While some of these results indicate a potential positive influence of TVA on immunological reactions in asthmatic preschoolers, our data also show that asthmatic subjects with low weekly PA and / or high daily TVA exhibited highly positively correlating proinflammatory cytokines under stimulated, but also unstimulated conditions, suggesting an overall proinflammatory state in those individuals. Furthermore, the association between a sedentary lifestyle and obesity is the be kept in mind. The worldwide increase in asthma prevalence occurred together with an increase in obesity and a sedentary lifestyle.39 A number of studies reported an association between obesity and childhood asthma, however, the causality is not clear.5,48
Our study has a number of limitations. Firstly, the PreDicta cohort is moderate in size, however performing cell cultures in a standard way and measurement of many cytokines in all these patients and controls should be appreciated. The lack of objective criteria makes the diagnosis of asthma more difficult in preschoolers. In addition, parameters such as weekly PA or daily TVA were collected from questionnaires based on parental reports. Even though short-term parental reports were shown to be accurate,49 recall bias might be a source of error. For example, strictly interpreting daily TV hours as sedentary behavior can lead to the wrong assumption that a subject with high daily TVA cannot simultaneously be vigorously physically active more than 3 times a week. It is unclear whether the differences observed in cytokine levels actually result from the physical activity status of the subjects. Many factors, such as genetics, type of asthma, asthma control, current medication, infections, immunizations, various exposures and diet can influence cytokine levels. For example, it can be well argued that the decrease in IL-25 levels in asthmatic children with high weekly PA might be due to their well-controlled asthma and the regular use of asthma medication. It has to be additionally considered and needs further studies whether children staying indoors with increased TVA are having less exposure to environmental pollutants and outdoor allergens. Furthermore, low PA and high TVA are more likely to be results of uncontrolled asthma, which will be addressed elsewhere. Lastly, it would have added great value to this study if BMI values had been assessed.

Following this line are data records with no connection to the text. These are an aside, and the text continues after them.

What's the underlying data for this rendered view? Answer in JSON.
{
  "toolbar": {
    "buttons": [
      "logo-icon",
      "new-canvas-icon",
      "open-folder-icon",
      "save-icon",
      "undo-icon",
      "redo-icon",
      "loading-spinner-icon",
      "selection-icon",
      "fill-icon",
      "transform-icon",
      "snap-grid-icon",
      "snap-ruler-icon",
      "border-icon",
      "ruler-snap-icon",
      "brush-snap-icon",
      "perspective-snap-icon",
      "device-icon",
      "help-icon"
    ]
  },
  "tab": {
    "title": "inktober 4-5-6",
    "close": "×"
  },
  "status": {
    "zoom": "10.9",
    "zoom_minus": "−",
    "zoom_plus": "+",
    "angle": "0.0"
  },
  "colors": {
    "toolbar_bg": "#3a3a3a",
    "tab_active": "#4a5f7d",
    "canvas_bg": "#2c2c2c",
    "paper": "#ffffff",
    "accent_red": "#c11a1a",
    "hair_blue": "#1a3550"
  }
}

In conclusion, our results show that limited PA is likely the result of poor asthma control and that both PA and TVA possibly impact systemic immune response and immune and inflammatory thresholds in asthmatic preschoolers. Based on our findings, we recommend PA to be encouraged in asthmatic preschoolers, while good asthma control is essential. The fitness and readiness of the immune system to secrete cytokines is becoming more and more important, with the recent knowledge in COVID-19, for example, in timely release of anti-viral interferons.50,51 It is also of great importance not to forget about the association of physical inactivity, poor physical cardiovascular fitness and obesity – all of which threatens a child’s health and well-being.